Data processing agreements (DPAs) including EU Standard Contractual Clauses are in place with all service providers.

Service provider Location Data processed Safeguards
Hetzner Online GmbH Germany 🇪🇺 All database content (server hosting) Within the EU, GDPR-compliant
OpenAI Ireland Ltd. Contracting party EU/Ireland possibly USA (SCCs) Text data, transcriptions, documents, audio data DPA incl. SCCs · no AI training · deletion ≤30 days (DPA §8) + active deletion after the session
ElevenLabs Headquartered in the USA Avatar output text (TTS, LITE mode only) DPA incl. SCCs · no AI training · no storage
HeyGen Inc. / LiveAvatar Headquartered in the USA Streaming metadata, IP addresses (no recording) DPA incl. SCCs · EU-U.S. Data Privacy Framework · logs account-/content-related (no student data)

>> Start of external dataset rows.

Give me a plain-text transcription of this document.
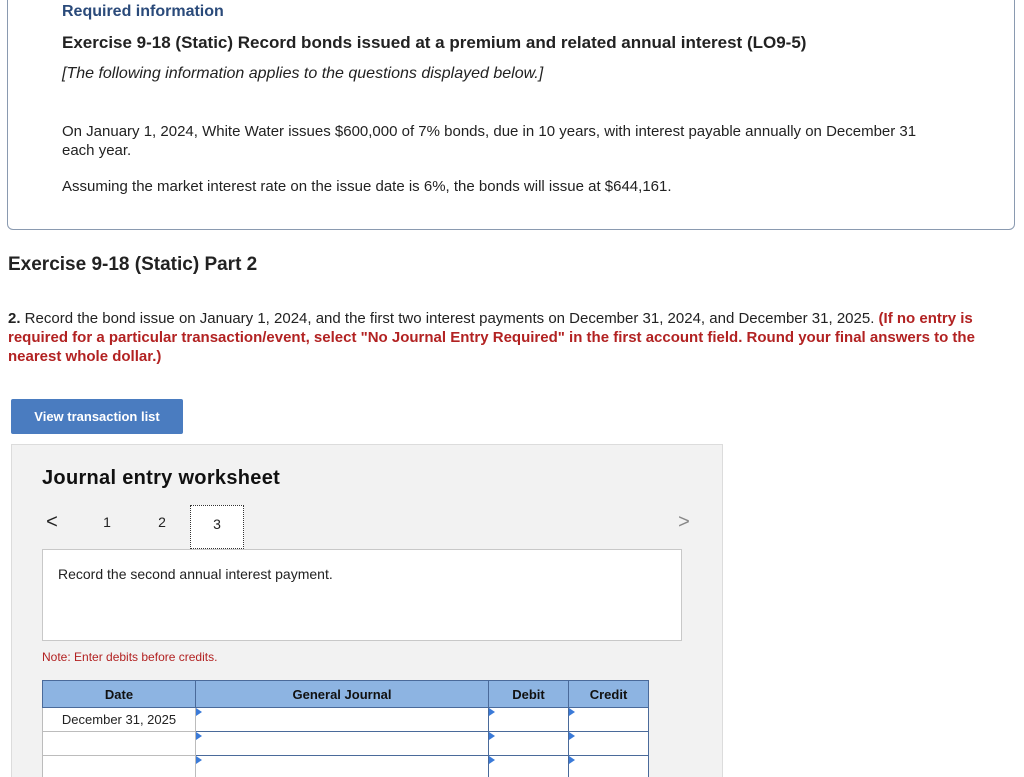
Required information
Exercise 9-18 (Static) Record bonds issued at a premium and related annual interest (LO9-5)
[The following information applies to the questions displayed below.]
On January 1, 2024, White Water issues $600,000 of 7% bonds, due in 10 years, with interest payable annually on December 31 each year.
Assuming the market interest rate on the issue date is 6%, the bonds will issue at $644,161.
Exercise 9-18 (Static) Part 2
2. Record the bond issue on January 1, 2024, and the first two interest payments on December 31, 2024, and December 31, 2025. (If no entry is required for a particular transaction/event, select "No Journal Entry Required" in the first account field. Round your final answers to the nearest whole dollar.)
View transaction list
Journal entry worksheet
<	1	2	3	>
Record the second annual interest payment.
Note: Enter debits before credits.
Date	General Journal	Debit	Credit
December 31, 2025	
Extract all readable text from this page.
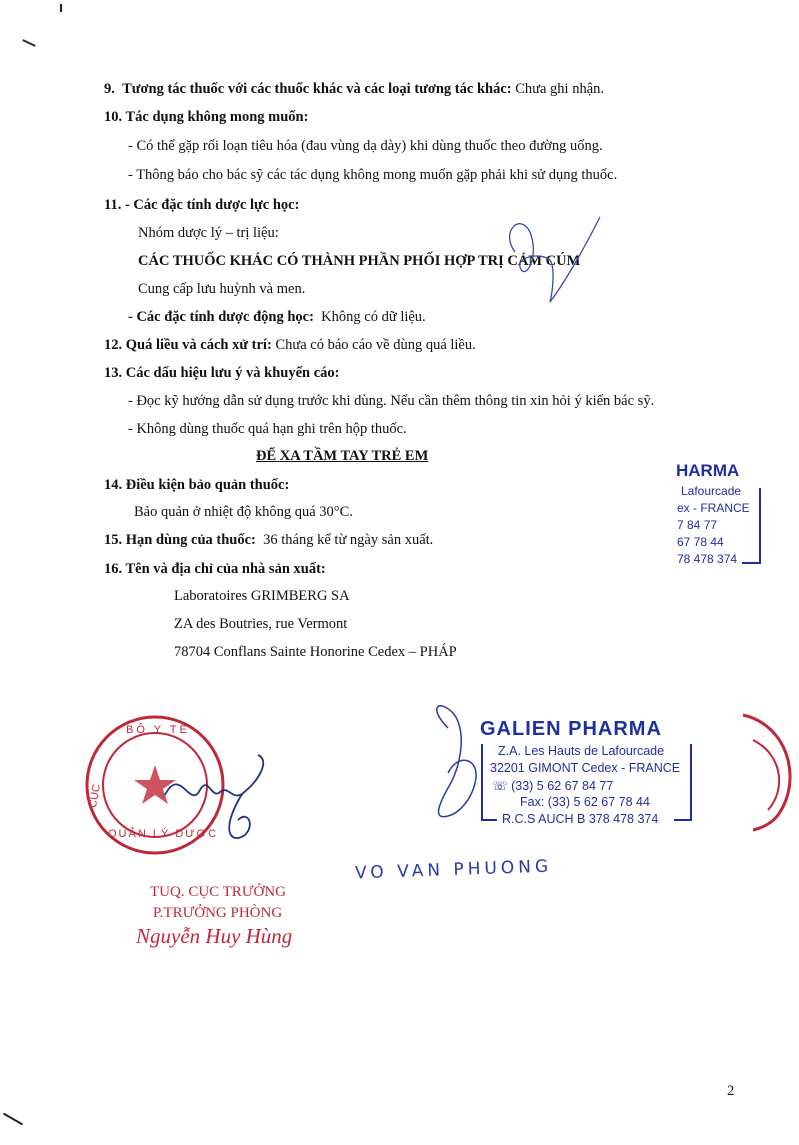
9. Tương tác thuốc với các thuốc khác và các loại tương tác khác: Chưa ghi nhận.
10. Tác dụng không mong muốn:
- Có thể gặp rối loạn tiêu hóa (đau vùng dạ dày) khi dùng thuốc theo đường uống.
- Thông báo cho bác sỹ các tác dụng không mong muốn gặp phải khi sử dụng thuốc.
11. - Các đặc tính dược lực học:
Nhóm dược lý – trị liệu:
CÁC THUỐC KHÁC CÓ THÀNH PHẦN PHỐI HỢP TRỊ CẢM CÚM
Cung cấp lưu huỳnh và men.
- Các đặc tính dược động học: Không có dữ liệu.
12. Quá liều và cách xử trí: Chưa có báo cáo về dùng quá liều.
13. Các dấu hiệu lưu ý và khuyến cáo:
- Đọc kỹ hướng dẫn sử dụng trước khi dùng. Nếu cần thêm thông tin xin hỏi ý kiến bác sỹ.
- Không dùng thuốc quá hạn ghi trên hộp thuốc.
ĐỂ XA TẦM TAY TRẺ EM
14. Điều kiện bảo quản thuốc:
Bảo quản ở nhiệt độ không quá 30°C.
15. Hạn dùng của thuốc: 36 tháng kể từ ngày sản xuất.
16. Tên và địa chỉ của nhà sản xuất:
Laboratoires GRIMBERG SA
ZA des Boutries, rue Vermont
78704 Conflans Sainte Honorine Cedex – PHÁP
HARMA
Lafourcade
ex - FRANCE
7 84 77
67 78 44
78 478 374
BỘ Y TẾ
CỤC
QUẢN LÝ DƯỢC
GALIEN PHARMA
Z.A. Les Hauts de Lafourcade
32201 GIMONT Cedex - FRANCE
☏ (33) 5 62 67 84 77
Fax: (33) 5 62 67 78 44
R.C.S AUCH B 378 478 374
VO VAN PHUONG
TUQ. CỤC TRƯỞNG
P.TRƯỞNG PHÒNG
Nguyễn Huy Hùng
2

Third-country transfers: For the transfers to the USA, a transfer impact assessment was carried out. In addition to SCCs or the Privacy Framework, data minimisation, short or no retention, pseudonymous accounts and end-to-end TLS encryption reduce the risk. To ElevenLabs, only the AI-generated avatar output text is transmitted — no real user data and no user input; the text merely refers in content to the conversation.

Your control

Rights of data subjects

Please address requests to [email protected].

Access · Art. 15

Overview of all data stored about you.

Rectification · Art. 16

Correction of inaccurate or incomplete data.

Erasure · Art. 17

Account deletion; at OpenAI deletion after the session (≤30 days per the DPA), at ElevenLabs no storage, at HeyGen no recording.

Restriction · Art. 18

Account deactivation: login blocked, data retained.

Data portability · Art. 20

Export in a structured, machine-readable format (e.g. JSON).

Objection & withdrawal · Art. 21 / 7 (3)

Objection to processing, withdrawal of consent given.

Right to complain (Art. 77): The competent supervisory authority for Trainexus UG (a non-public body in Bavaria) is the Bavarian State Office for Data Protection Supervision (BayLDA), Ansbach — lda.bayern.de.

Contact

Controller & contact

Controller pursuant to Art. 4(7) GDPR

Trainexus UG (haftungsbeschränkt)
represented by Paul Dölle, Managing Director
Zum Wachtfels 17
91241 Kirchensittenbach, Germany

Requests & data subject rights

Email: [email protected]

Data processing agreements (DPAs) with OpenAI, ElevenLabs and HeyGen incl. EU Standard Contractual Clauses are on file and can be reviewed on request.